Chanel, dauphin et challenger de Vuitton ?
Mais hormis pour « rabattre le caquet de Gucci », pourquoi Chanel est-elle sortie de sa cure de silence ? Certains observateurs y voient les premiers jalons d’une introduction en Bourse. Une assertion rapidement démentie par le directeur financier de la marque chère à Karl Lagerfeld. « C’est tout le contraire. Ces chiffres montrent que nous disposons de tous les moyens de rester ce que nous sommes. Une société incroyablement solide (…) qui peut rester indépendante et privée pour les cent ans qui viennent ». Fin de citation. Mais un fin observateur du secteur, désireux de garder l’anonymat, n’est pas aussi catégorique. « La question ne pose clairement pas aujourd’hui mais pourrait resurgir d’ici quelques années ». D’ailleurs, si Chanel venait à rejoindre la cote parisienne, elle surclasserait aisément la valorisation d’Hermès, nouvel entrant du CAC 40, et nouveau « fils préféré » des investisseurs, comme l’explique BFM Business.
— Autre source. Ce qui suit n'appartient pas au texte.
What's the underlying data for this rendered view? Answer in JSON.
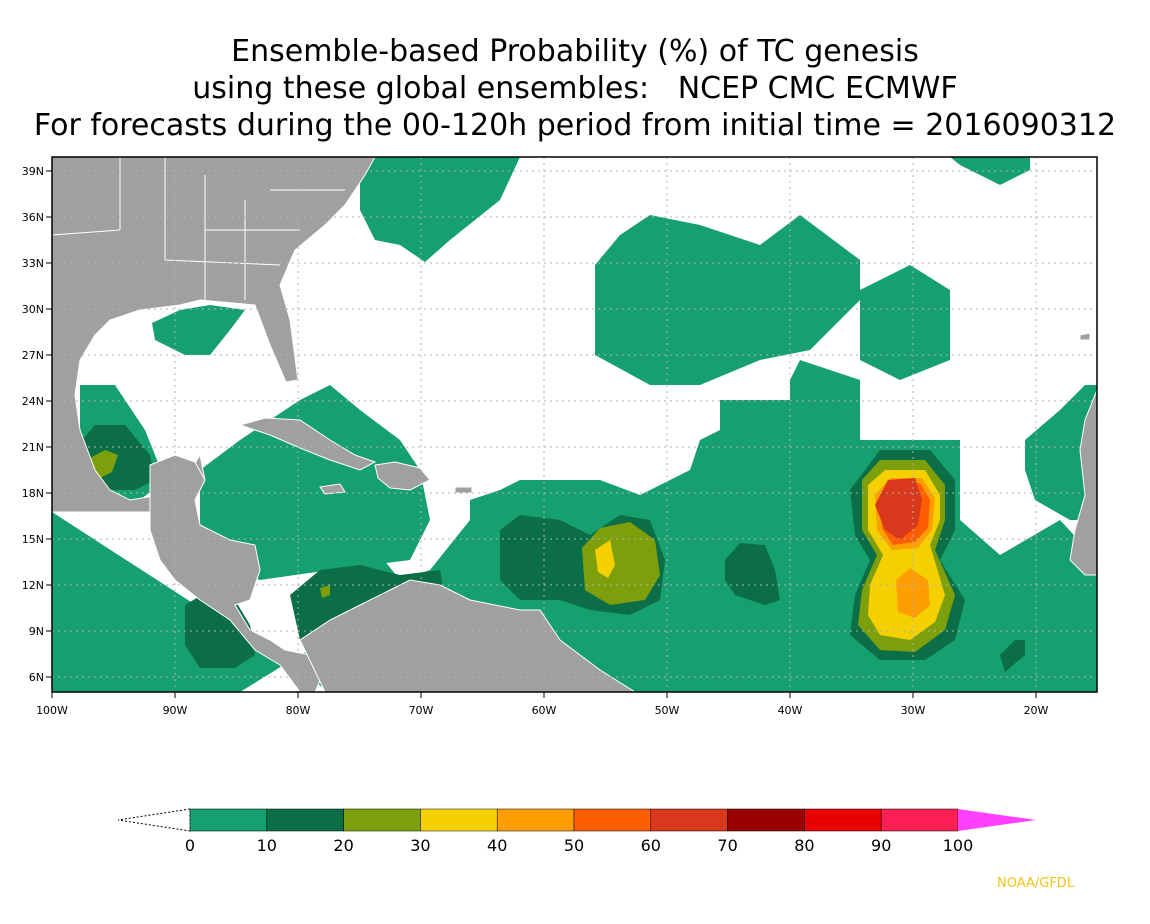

Enfin, dernière hypothèse, celle d’une vente pure et simple de la part des frères Wertheimer (propriétaires à 100%). Car si la possibilité d’une OPA est quasiment exclue au regard des « remparts juridiques » érigés par les propriétaires comme l’a fort justement rappelé Challenges il y a quelques années, la question de la cession de Chanel pourrait se poser, d’autant que le document relatif à la publication des comptes nous apprend qu’Alain et Gérard Wertheimer ont démissionné du conseil de direction en 2017 – « pour des raisons qui leur appartiennent », selon le directeur financier. Une éventualité farfelue pour notre observateur. « Si les frères Wertheimer décidaient de vendre Chanel, ils n’auraient pas besoin de dévoiler les comptes au grand public pour prouver la robustesse financière de la marque et intéresser de potentiels acheteurs ». En tout cas, cette « mise à nu » permet à Chanel de consolider ses positions de véritable dauphin de Vuitton. Au grand dam de Gucci et de ses projections.